Context Check Description
ci/checkpatch success coding style OK
ci/Intel-compilation fail Compilation issues

Commit Message

Yongseok Koh Jan. 10, 2018, 5:46 p.m. UTC
  If mlx5_dev_link_status_handler() is executed while canceling the alarm,
deadlock can happen because rte_eal_alarm_cancel() waits for all callbackes
to finish execution and both calls are protected by priv->lock.

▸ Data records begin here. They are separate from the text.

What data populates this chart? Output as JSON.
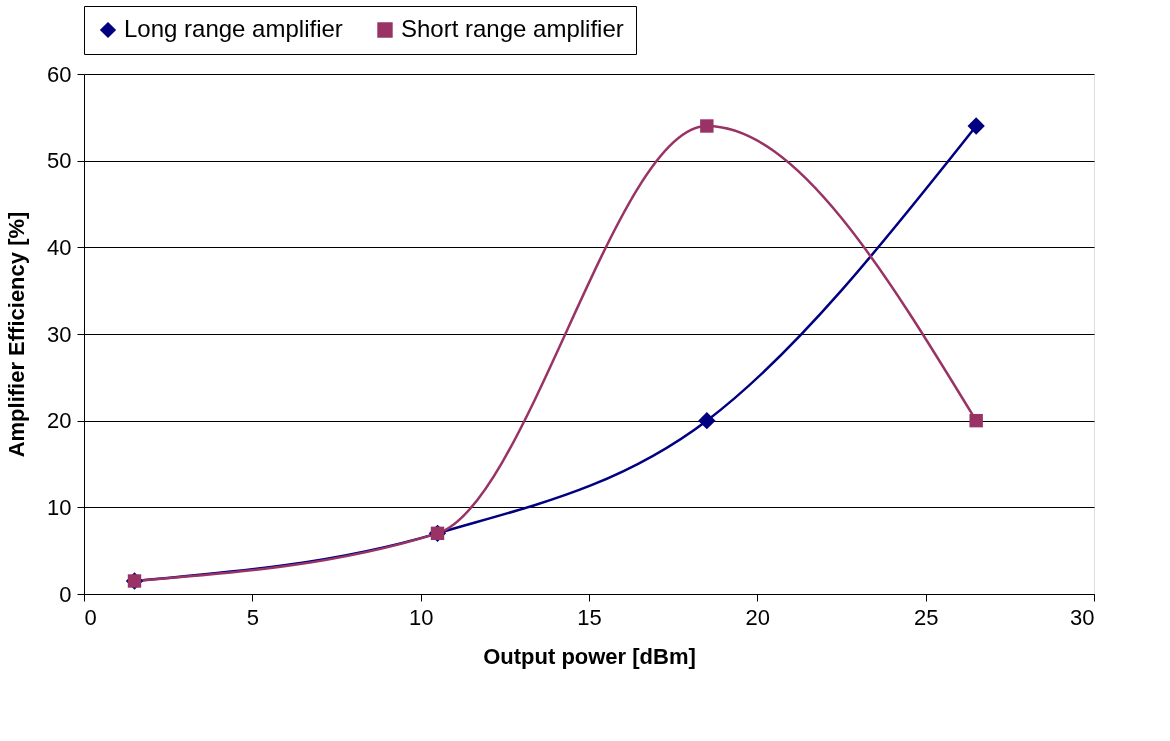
{
  "chart_data": {
    "type": "line",
    "xlabel": "Output power [dBm]",
    "ylabel": "Amplifier Efficiency [%]",
    "xlim": [
      0,
      30
    ],
    "xticks": [
      0,
      5,
      10,
      15,
      20,
      25,
      30
    ],
    "ylim": [
      0,
      60
    ],
    "yticks": [
      0,
      10,
      20,
      30,
      40,
      50,
      60
    ],
    "grid": "y",
    "legend": "top",
    "line_style": "solid",
    "series": [
      {
        "name": "Long range amplifier",
        "color": "#000080",
        "marker": "diamond",
        "x": [
          1.5,
          10.5,
          18.5,
          26.5
        ],
        "values": [
          1.5,
          7,
          20,
          54
        ]
      },
      {
        "name": "Short range amplifier",
        "color": "#993366",
        "marker": "square",
        "x": [
          1.5,
          10.5,
          18.5,
          26.5
        ],
        "values": [
          1.5,
          7,
          54,
          20
        ]
      }
    ]
  }
}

Fixes: 198a3c339a8f ("mlx5: handle link status interrupts")
Cc: stable@dpdk.org

Signed-off-by: Yongseok Koh <yskoh@mellanox.com>
Acked-by: Nelio Laranjeiro <nelio.laranjeiro@6wind.com>
---
 drivers/net/mlx5/mlx5.h        | 16 ++++++++++++++++
 drivers/net/mlx5/mlx5_ethdev.c | 13 +++++++++----
 2 files changed, 25 insertions(+), 4 deletions(-)
  

Comments

Shahaf Shuler Jan. 15, 2018, 6:45 a.m. UTC | #1
Wednesday, January 10, 2018 7:47 PM, Yongseok Koh:
> If mlx5_dev_link_status_handler() is executed while canceling the alarm,
> deadlock can happen because rte_eal_alarm_cancel() waits for all callbackes
> to finish execution and both calls are protected by priv->lock.
> 
> Fixes: 198a3c339a8f ("mlx5: handle link status interrupts")
> Cc: stable@dpdk.org
> 
> Signed-off-by: Yongseok Koh <yskoh@mellanox.com>
> Acked-by: Nelio Laranjeiro <nelio.laranjeiro@6wind.com>
> ---
>  drivers/net/mlx5/mlx5.h        | 16 ++++++++++++++++
>  drivers/net/mlx5/mlx5_ethdev.c | 13 +++++++++----
>  2 files changed, 25 insertions(+), 4 deletions(-)
> 

Applied to next-net-mlx, thanks.
  

Patch

diff --git a/drivers/net/mlx5/mlx5.h b/drivers/net/mlx5/mlx5.h
index 8ee522069..e740a4e77 100644
--- a/drivers/net/mlx5/mlx5.h
+++ b/drivers/net/mlx5/mlx5.h
@@ -180,6 +180,22 @@  priv_lock(struct priv *priv)
 }
 
 /**
+ * Try to lock private structure to protect it from concurrent access in the
+ * control path.
+ *
+ * @param priv
+ *   Pointer to private structure.
+ *
+ * @return
+ *   1 if the lock is successfully taken; 0 otherwise.
+ */
+static inline int
+priv_trylock(struct priv *priv)
+{
+	return rte_spinlock_trylock(&priv->lock);
+}
+
+/**
  * Unlock private structure.
  *
  * @param priv
diff --git a/drivers/net/mlx5/mlx5_ethdev.c b/drivers/net/mlx5/mlx5_ethdev.c
index 278a4dfc3..618d13d5f 100644
--- a/drivers/net/mlx5/mlx5_ethdev.c
+++ b/drivers/net/mlx5/mlx5_ethdev.c
@@ -1187,8 +1187,12 @@  mlx5_dev_link_status_handler(void *arg)
 	struct priv *priv = dev->data->dev_private;
 	int ret;
 
-	priv_lock(priv);
-	assert(priv->pending_alarm == 1);
+	while (!priv_trylock(priv)) {
+		/* Alarm is being canceled. */
+		if (priv->pending_alarm == 0)
+			return;
+		rte_pause();
+	}
 	priv->pending_alarm = 0;
 	ret = priv_link_status_update(priv);
 	priv_unlock(priv);
@@ -1258,9 +1262,10 @@  priv_dev_interrupt_handler_uninstall(struct priv *priv, struct rte_eth_dev *dev)
 	if (priv->primary_socket)
 		rte_intr_callback_unregister(&priv->intr_handle_socket,
 					     mlx5_dev_handler_socket, dev);
-	if (priv->pending_alarm)
+	if (priv->pending_alarm) {
+		priv->pending_alarm = 0;
 		rte_eal_alarm_cancel(mlx5_dev_link_status_handler, dev);
-	priv->pending_alarm = 0;
+	}
 	priv->intr_handle.fd = 0;
 	priv->intr_handle.type = RTE_INTR_HANDLE_UNKNOWN;
 	priv->intr_handle_socket.fd = 0;